My primary computer suffered a failure of the primary hard drive last night. I had backups, but not complete and not recent. I purchased a new drive this morning and reinstalled Windows XP and various applications, but still wanted to get the data off the old drive. So I tried something I’d heard about, which is to freeze a hard drive that’s not booting.

Well, it worked, sort of. At least for about an hour or so, I was able to read data off the drive and copy it elsewhere. But then it stopped working, so I returned the drive to the freezer. When I first took the drive out of the freezer, it was ice-cold (as you’d expect) but was warm when it failed. So it seems that some component(s) shrunk when cooled enough for the drive to work. I’d always wondered if that trick would work, and I’m pleased to say that it does.

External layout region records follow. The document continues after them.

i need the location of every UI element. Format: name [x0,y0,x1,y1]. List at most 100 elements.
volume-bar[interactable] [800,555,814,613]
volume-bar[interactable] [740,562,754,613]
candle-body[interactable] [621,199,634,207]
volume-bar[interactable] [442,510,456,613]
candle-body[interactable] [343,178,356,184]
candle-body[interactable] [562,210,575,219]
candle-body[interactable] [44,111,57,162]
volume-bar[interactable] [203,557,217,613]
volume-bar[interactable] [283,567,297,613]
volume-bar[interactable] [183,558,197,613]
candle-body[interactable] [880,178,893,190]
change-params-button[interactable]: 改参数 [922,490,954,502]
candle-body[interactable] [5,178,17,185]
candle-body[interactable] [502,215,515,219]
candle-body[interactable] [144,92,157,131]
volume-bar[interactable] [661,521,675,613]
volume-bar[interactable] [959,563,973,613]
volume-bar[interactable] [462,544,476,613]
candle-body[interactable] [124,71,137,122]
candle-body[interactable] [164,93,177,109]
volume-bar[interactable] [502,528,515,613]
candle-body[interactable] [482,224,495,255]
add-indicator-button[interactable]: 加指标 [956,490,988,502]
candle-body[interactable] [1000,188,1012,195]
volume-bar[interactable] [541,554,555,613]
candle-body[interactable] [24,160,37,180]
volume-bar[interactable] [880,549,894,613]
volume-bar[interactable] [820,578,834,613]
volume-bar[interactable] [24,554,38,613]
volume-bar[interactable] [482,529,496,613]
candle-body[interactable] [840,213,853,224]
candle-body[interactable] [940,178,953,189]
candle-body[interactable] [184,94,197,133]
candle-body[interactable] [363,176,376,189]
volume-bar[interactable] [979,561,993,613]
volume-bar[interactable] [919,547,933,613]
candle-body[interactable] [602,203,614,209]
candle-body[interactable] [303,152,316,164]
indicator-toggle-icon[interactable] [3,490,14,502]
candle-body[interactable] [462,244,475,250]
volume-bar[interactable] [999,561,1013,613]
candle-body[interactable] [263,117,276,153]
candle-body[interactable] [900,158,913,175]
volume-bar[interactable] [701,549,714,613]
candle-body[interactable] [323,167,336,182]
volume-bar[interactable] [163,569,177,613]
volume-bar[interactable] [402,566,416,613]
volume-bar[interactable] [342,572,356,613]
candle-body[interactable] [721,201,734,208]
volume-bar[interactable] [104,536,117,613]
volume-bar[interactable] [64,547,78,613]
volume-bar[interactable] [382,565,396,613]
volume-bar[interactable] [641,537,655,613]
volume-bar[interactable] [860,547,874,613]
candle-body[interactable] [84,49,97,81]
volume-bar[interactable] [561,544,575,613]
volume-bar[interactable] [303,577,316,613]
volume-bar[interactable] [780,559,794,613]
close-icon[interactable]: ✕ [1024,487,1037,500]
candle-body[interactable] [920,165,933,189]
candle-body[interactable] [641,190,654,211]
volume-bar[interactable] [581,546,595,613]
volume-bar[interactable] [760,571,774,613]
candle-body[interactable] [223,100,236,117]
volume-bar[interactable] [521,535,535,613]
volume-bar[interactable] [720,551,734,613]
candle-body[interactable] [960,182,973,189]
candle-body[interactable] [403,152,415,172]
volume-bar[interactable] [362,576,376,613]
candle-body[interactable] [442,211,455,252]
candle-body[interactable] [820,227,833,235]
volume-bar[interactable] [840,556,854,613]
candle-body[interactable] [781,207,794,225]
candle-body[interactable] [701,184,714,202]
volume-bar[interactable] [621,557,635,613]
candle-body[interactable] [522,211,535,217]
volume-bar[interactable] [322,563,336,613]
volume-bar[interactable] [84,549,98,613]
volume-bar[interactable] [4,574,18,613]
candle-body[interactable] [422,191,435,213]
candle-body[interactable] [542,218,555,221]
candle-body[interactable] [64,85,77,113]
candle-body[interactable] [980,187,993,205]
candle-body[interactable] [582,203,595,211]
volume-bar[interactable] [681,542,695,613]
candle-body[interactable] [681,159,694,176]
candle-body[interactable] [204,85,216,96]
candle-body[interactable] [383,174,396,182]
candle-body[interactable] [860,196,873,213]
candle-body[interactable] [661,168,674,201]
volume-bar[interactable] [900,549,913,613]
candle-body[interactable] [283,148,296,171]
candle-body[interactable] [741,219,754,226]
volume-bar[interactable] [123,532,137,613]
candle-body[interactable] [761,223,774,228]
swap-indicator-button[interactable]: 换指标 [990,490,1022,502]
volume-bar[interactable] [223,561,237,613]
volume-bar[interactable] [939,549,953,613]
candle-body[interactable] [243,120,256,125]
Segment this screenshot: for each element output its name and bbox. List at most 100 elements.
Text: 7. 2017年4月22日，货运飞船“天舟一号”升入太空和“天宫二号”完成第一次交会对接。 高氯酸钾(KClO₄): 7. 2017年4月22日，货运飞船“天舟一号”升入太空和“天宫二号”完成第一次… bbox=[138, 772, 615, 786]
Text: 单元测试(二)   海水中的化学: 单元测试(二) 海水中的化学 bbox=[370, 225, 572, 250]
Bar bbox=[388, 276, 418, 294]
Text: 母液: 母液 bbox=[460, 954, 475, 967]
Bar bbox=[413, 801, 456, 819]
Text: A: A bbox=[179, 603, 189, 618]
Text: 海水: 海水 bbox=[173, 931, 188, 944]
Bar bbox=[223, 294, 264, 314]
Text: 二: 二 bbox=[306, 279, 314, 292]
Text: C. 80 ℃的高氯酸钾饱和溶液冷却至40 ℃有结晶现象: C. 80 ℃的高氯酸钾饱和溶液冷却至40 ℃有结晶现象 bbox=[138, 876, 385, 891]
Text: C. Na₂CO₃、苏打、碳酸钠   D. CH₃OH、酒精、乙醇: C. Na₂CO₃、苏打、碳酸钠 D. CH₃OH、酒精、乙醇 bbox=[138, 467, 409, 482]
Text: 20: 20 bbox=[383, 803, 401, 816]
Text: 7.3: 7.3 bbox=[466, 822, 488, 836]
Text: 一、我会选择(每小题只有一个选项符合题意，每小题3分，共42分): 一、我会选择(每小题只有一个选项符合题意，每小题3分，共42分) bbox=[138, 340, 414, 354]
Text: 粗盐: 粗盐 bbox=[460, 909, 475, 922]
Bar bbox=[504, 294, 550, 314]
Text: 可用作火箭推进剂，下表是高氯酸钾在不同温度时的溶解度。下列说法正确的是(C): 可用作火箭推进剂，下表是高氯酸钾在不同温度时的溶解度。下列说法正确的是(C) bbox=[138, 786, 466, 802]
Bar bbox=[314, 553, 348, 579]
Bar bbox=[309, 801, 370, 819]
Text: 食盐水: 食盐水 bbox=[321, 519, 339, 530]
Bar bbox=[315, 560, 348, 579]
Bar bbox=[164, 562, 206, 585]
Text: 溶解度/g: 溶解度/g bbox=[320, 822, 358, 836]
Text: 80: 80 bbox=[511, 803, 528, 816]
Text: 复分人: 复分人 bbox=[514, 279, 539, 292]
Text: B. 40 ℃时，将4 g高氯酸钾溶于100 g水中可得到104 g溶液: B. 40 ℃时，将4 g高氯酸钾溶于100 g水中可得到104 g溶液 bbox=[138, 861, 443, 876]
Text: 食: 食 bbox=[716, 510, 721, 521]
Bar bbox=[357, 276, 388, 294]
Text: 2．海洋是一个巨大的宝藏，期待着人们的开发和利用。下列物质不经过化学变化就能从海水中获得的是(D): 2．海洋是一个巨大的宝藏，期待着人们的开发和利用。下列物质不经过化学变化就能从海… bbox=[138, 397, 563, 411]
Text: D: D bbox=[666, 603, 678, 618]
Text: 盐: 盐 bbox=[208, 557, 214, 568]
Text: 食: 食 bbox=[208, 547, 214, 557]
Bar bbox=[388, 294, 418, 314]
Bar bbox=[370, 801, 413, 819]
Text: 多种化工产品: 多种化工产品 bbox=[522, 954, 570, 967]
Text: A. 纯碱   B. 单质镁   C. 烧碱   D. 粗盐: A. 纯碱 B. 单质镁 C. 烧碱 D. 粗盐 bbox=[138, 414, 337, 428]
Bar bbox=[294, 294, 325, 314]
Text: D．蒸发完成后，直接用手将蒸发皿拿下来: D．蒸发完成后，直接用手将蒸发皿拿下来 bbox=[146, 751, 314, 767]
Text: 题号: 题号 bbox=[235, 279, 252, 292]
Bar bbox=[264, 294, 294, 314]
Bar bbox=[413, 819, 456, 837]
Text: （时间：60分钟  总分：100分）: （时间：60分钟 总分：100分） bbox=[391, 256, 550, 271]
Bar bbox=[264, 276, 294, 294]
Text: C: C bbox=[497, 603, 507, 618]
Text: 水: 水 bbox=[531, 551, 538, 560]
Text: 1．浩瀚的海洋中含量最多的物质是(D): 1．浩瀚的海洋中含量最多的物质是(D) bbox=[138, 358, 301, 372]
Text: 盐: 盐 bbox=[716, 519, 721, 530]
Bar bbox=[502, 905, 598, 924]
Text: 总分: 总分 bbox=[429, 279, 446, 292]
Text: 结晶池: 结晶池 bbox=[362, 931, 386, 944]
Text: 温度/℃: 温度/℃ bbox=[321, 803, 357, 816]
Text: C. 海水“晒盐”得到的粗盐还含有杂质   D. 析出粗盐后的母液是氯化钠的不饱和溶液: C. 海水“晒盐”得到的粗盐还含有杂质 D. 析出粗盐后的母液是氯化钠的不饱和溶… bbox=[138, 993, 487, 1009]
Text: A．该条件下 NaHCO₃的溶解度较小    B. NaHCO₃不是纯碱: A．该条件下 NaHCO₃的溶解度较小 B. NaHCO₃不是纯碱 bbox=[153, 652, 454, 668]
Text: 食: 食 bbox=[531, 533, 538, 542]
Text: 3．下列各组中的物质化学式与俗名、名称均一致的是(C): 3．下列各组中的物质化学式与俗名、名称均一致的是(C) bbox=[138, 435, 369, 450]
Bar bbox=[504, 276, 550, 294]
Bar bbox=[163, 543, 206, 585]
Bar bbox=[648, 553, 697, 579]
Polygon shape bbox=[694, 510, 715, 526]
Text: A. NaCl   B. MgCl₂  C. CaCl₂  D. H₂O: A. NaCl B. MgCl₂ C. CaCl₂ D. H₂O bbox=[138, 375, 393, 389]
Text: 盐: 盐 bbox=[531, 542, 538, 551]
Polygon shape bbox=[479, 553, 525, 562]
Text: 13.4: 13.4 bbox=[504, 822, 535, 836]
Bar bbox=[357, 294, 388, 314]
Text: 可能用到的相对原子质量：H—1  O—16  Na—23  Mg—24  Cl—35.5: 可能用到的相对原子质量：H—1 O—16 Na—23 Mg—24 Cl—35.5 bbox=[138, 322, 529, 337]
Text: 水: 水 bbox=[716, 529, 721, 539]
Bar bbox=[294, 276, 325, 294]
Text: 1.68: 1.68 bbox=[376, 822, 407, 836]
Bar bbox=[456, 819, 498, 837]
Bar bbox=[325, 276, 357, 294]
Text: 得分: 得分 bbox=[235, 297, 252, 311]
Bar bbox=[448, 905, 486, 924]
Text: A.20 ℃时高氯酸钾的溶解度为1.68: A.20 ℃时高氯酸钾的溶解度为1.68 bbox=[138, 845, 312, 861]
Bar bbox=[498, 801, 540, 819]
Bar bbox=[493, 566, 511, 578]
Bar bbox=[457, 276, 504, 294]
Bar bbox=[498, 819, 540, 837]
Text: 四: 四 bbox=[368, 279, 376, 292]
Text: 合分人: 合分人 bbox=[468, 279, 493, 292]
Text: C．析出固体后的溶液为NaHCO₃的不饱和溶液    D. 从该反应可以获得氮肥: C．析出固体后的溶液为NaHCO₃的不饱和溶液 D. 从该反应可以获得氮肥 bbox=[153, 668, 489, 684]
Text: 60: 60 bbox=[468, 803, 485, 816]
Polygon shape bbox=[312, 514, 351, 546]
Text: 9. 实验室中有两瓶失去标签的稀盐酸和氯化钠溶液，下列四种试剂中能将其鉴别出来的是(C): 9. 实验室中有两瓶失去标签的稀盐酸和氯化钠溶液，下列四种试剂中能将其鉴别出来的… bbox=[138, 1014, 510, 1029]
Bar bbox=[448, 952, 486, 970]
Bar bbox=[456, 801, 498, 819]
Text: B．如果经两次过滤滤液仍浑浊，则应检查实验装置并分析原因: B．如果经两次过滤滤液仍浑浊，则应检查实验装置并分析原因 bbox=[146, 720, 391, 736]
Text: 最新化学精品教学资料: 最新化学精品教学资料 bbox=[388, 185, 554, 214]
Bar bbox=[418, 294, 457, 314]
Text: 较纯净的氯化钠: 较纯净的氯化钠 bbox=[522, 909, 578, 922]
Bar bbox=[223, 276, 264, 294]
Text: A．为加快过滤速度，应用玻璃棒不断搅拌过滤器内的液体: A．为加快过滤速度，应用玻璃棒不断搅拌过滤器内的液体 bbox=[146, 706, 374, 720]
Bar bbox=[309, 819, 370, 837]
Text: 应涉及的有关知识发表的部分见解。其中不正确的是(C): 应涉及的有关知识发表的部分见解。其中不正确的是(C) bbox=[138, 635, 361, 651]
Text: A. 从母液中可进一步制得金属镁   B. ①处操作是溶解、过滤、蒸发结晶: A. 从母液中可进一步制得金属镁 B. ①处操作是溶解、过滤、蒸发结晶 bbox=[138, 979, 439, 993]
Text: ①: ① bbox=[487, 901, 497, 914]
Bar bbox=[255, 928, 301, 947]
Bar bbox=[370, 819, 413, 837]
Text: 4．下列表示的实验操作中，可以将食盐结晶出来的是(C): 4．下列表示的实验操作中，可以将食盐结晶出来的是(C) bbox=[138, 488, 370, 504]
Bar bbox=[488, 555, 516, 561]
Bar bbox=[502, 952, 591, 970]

We had this happen at work just a couple weeks ago. One of our computers crashed and we didn’t have a disk image or a backup workstation and so we *really *needed to get the data off the drive that crashed. Our techs did the same thing – put it in the freezer for about a half hour, hooked the drive back up, they were able to get it to work for about ten or fifteen minute before they had to yank it again and put it back in the freezer. I think they did this about half a dozen times (at one point I joked that we should get a two-wheeler and just haul the freezer out from the break room to the production floor) but eventually they were able to recover the entire disk. I was amazed, I had never heard of this before.